They’re Not Even Hiding It Anymore

Eric Trump told CNBC that critics “didn’t give us much of a choice.” That’s the whole confession right there. He said it smiling.

While we were watching Donald Trump ramble to the press, Don Jr. and Eric were on planes. Eight foreign countries. Government meetings. Billion-dollar groundbreakings. An 80-story tower going up in Dubai. The tallest building in Australia. A $1.5 billion golf resort in Vietnam that the Vietnamese prime minister personally attended the ribbon-cutting for, after fast-tracking the permits in under a week when a normal approval process takes two to four years.

The Trump Organization made at least $87 million in international business income in 2024 alone. These are not passive investments sitting in a blind trust. These are active, expanding, foreign-government-assisted deals being cut by the president’s sons while the president is threatening or rewarding those same countries with tariffs and trade agreements.

Vietnam was facing a 46% tariff under Trump’s “Liberation Day” announcement. Then Eric flew to Hanoi and broke ground on a golf complex with the prime minister standing next to him, cheering. Vietnam’s tariffs got paused for 90 days. Trade negotiators are now in Washington. That’s the whole story in three sentences.

The Serbia situation is even less subtle. That one was Jared Kushner’s deal, but Don Jr. flew to Belgrade in March 2025 to meet with President Vucic directly. Kushner’s firm wanted to demolish a bombed-out Yugoslav military complex, a nationally protected war monument, to build a luxury hotel.

The director of Serbia’s cultural heritage agency was arrested and admitted in court to forging the official document that stripped the building’s protected status. An actual cabinet minister was charged with abuse of power and forgery. Thousands of Serbians took to the streets. Kushner eventually pulled out. But the mechanism was working exactly as designed: a foreign government committed what amounted to fraud to clear a path for a deal connected to the American president’s family. Because that is what it now costs to curry favor with Washington.

Trump himself explained the logic to the New York Times. “I found out nobody cared, and I’m allowed to,” he said. That quote should be on a plaque somewhere.

The legal term for this is “emoluments.” The Foreign Emoluments Clause of the Constitution, Article I, Section 9, says that no federal official shall accept any profit, gain, or advantage from a foreign government without the consent of Congress. The founders were so worried about this specific scenario that they put it in the Constitution. Not in a law. In the Constitution. And yet here we are.

The problem with the Emoluments Clause is that it has no built-in enforcement mechanism. The founders assumed that Congress would be the check. That assumption relied on Congress caring more about the institution than the party.

Three lawsuits were filed during Trump’s first term – one by CREW, one by state attorneys general, one by congressional Democrats – and all three were eventually dismissed on procedural grounds without a court ever ruling on the actual merits. The Supreme Court called them moot after Biden won and let everyone go home. So the legal strategy of “sue and wait” produced exactly nothing.

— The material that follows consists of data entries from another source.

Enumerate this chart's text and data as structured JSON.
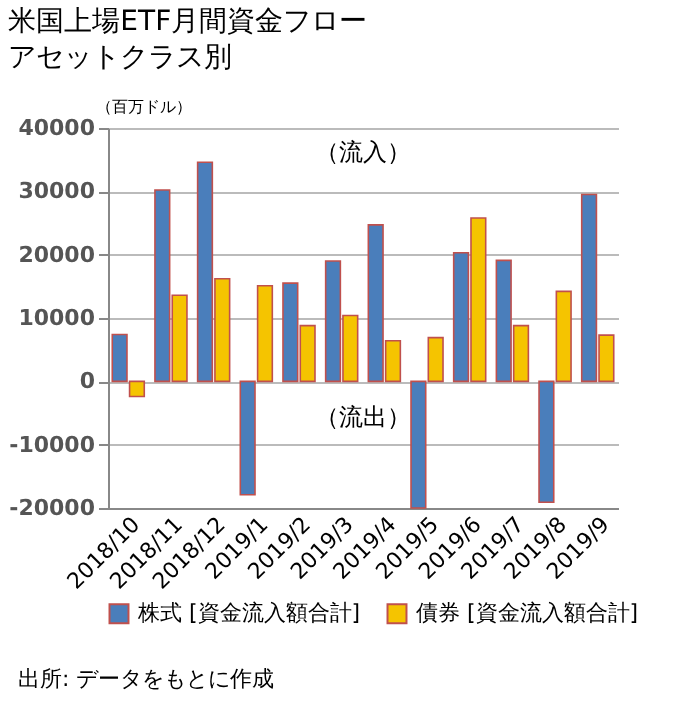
{
  "chart_data": {
    "type": "bar",
    "title": "米国上場ETF月間資金フロー",
    "subtitle": "アセットクラス別",
    "categories": [
      "2018/10",
      "2018/11",
      "2018/12",
      "2019/1",
      "2019/2",
      "2019/3",
      "2019/4",
      "2019/5",
      "2019/6",
      "2019/7",
      "2019/8",
      "2019/9"
    ],
    "series": [
      {
        "name": "株式 [資金流入額合計]",
        "color": "#4a7ebb",
        "values": [
          7400,
          30200,
          34600,
          -17900,
          15500,
          19000,
          24700,
          -20000,
          20300,
          19100,
          -19100,
          29500
        ]
      },
      {
        "name": "債券 [資金流入額合計]",
        "color": "#f5c400",
        "values": [
          -2400,
          13600,
          16200,
          15100,
          8800,
          10400,
          6400,
          6900,
          25800,
          8800,
          14200,
          7300
        ]
      }
    ],
    "ylim": [
      -20000,
      40000
    ],
    "yticks": [
      -20000,
      -10000,
      0,
      10000,
      20000,
      30000,
      40000
    ],
    "grid": "y",
    "legend": "bottom",
    "annotations": [
      "（百万ドル）",
      "（流入）",
      "（流出）",
      "出所: データをもとに作成"
    ]
  }
}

What’s actually available right now is not satisfying, but it’s real. CREW tracks and documents every conflict as it happens – their report on the eight countries is public and detailed. Watchdog organizations like the Brennan Center have been pushing legislation called the Foreign and Domestic Emoluments Enforcement Act, which would create a statutory definition of emoluments broad enough to include commercial transactions, require disclosure, and give Congress and state attorneys general the actual authority to sue.

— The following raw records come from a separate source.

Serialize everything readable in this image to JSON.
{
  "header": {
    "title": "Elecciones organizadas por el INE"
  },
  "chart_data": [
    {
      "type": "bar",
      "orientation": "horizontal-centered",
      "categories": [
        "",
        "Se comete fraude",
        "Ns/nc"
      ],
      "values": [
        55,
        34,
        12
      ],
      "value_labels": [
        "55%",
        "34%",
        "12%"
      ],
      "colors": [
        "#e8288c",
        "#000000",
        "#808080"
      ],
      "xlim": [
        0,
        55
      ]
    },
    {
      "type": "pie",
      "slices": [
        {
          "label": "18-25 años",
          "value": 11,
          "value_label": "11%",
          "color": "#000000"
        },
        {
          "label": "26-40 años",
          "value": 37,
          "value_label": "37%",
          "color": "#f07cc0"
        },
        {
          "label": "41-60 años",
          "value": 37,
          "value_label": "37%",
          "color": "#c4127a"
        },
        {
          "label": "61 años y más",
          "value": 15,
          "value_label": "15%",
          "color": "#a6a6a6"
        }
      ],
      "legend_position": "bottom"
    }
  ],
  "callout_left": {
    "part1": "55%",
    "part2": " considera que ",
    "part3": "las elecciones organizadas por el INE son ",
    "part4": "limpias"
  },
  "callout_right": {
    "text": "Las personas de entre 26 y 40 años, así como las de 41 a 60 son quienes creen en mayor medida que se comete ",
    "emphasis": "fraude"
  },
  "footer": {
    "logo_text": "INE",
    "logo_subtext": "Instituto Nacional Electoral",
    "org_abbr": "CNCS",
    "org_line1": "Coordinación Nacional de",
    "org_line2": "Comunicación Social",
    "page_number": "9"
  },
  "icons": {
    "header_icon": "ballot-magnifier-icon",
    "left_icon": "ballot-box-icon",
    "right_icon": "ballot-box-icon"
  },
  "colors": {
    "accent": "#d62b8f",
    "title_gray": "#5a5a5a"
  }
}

But it has not passed. It needs pressure. House Judiciary Democrats opened an investigation in May 2025 into the Qatar jet situation – the $400 million plane Trump accepted from a foreign government – and more oversight pressure from constituents makes a difference in whether that goes anywhere or quietly dies.

The most concrete thing: contact your representative and senators directly, specifically about emoluments enforcement legislation. The Brennan Center’s report “Codifying the Constitution’s Emoluments Clauses” lays out exactly what Congress would need to pass. CREW’s website has an action center. If your member of Congress is on the House Judiciary Committee or the Senate Foreign Relations Committee, they have direct oversight jurisdiction over this and your call is not going into a void.

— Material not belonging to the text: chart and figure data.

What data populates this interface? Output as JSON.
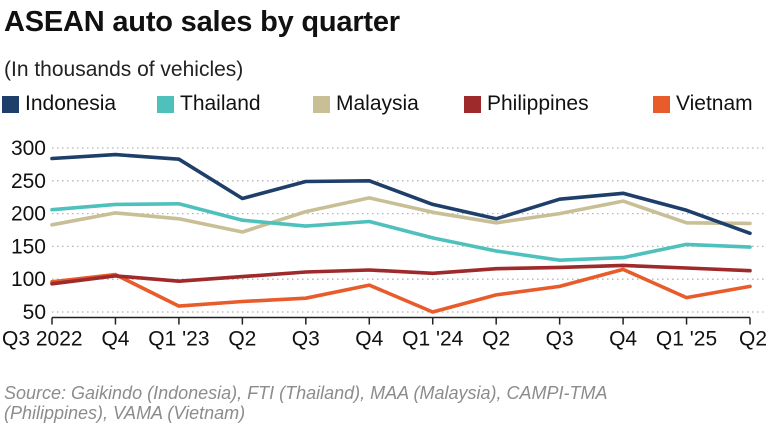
{
  "chart_data": {
    "type": "line",
    "title": "ASEAN auto sales by quarter",
    "subtitle": "(In thousands of vehicles)",
    "xlabel": "",
    "ylabel": "",
    "ylim": [
      40,
      310
    ],
    "yticks": [
      300,
      250,
      200,
      150,
      100,
      50
    ],
    "grid": "horizontal dotted",
    "legend_position": "top",
    "categories": [
      "Q3 2022",
      "Q4",
      "Q1 '23",
      "Q2",
      "Q3",
      "Q4",
      "Q1 '24",
      "Q2",
      "Q3",
      "Q4",
      "Q1 '25",
      "Q2"
    ],
    "xtick_labels": [
      "Q3 2022",
      "Q4",
      "Q1 '23",
      "Q2",
      "Q3",
      "Q4",
      "Q1 '24",
      "Q2",
      "Q3",
      "Q4",
      "Q1 '25",
      "Q2"
    ],
    "series": [
      {
        "name": "Indonesia",
        "color": "#1f3f6b",
        "values": [
          284,
          290,
          283,
          223,
          249,
          250,
          214,
          192,
          222,
          231,
          205,
          170
        ]
      },
      {
        "name": "Thailand",
        "color": "#4fc1bd",
        "values": [
          206,
          214,
          215,
          190,
          181,
          188,
          163,
          143,
          129,
          133,
          153,
          149
        ]
      },
      {
        "name": "Malaysia",
        "color": "#c8bf96",
        "values": [
          183,
          201,
          192,
          172,
          203,
          224,
          202,
          186,
          200,
          219,
          186,
          185
        ]
      },
      {
        "name": "Philippines",
        "color": "#9e2a2b",
        "values": [
          93,
          105,
          97,
          104,
          111,
          114,
          109,
          116,
          118,
          121,
          117,
          113
        ]
      },
      {
        "name": "Vietnam",
        "color": "#e85c2c",
        "values": [
          96,
          107,
          59,
          66,
          71,
          91,
          50,
          76,
          89,
          115,
          72,
          89
        ]
      }
    ]
  },
  "source": "Source: Gaikindo (Indonesia), FTI (Thailand), MAA (Malaysia), CAMPI-TMA\n(Philippines), VAMA (Vietnam)"
}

The deeper issue is that the normalization is the strategy.

When foreign governments fast-track permits, forge heritage documents, and stand next to the president’s son at groundbreakings, it looks transactional because it is transactional.

The Trump family has made the calculation that the volume of it – the sheer number of deals, the number of countries, the relentlessness of it – eventually makes people tired. Scandals work on the assumption that the thing being revealed is a departure from normal. When there’s a new one every week, the category of “departure” stops existing.

Eric Trump called it retribution. Don Jr. called it a monster they created. Trump himself said nobody cared.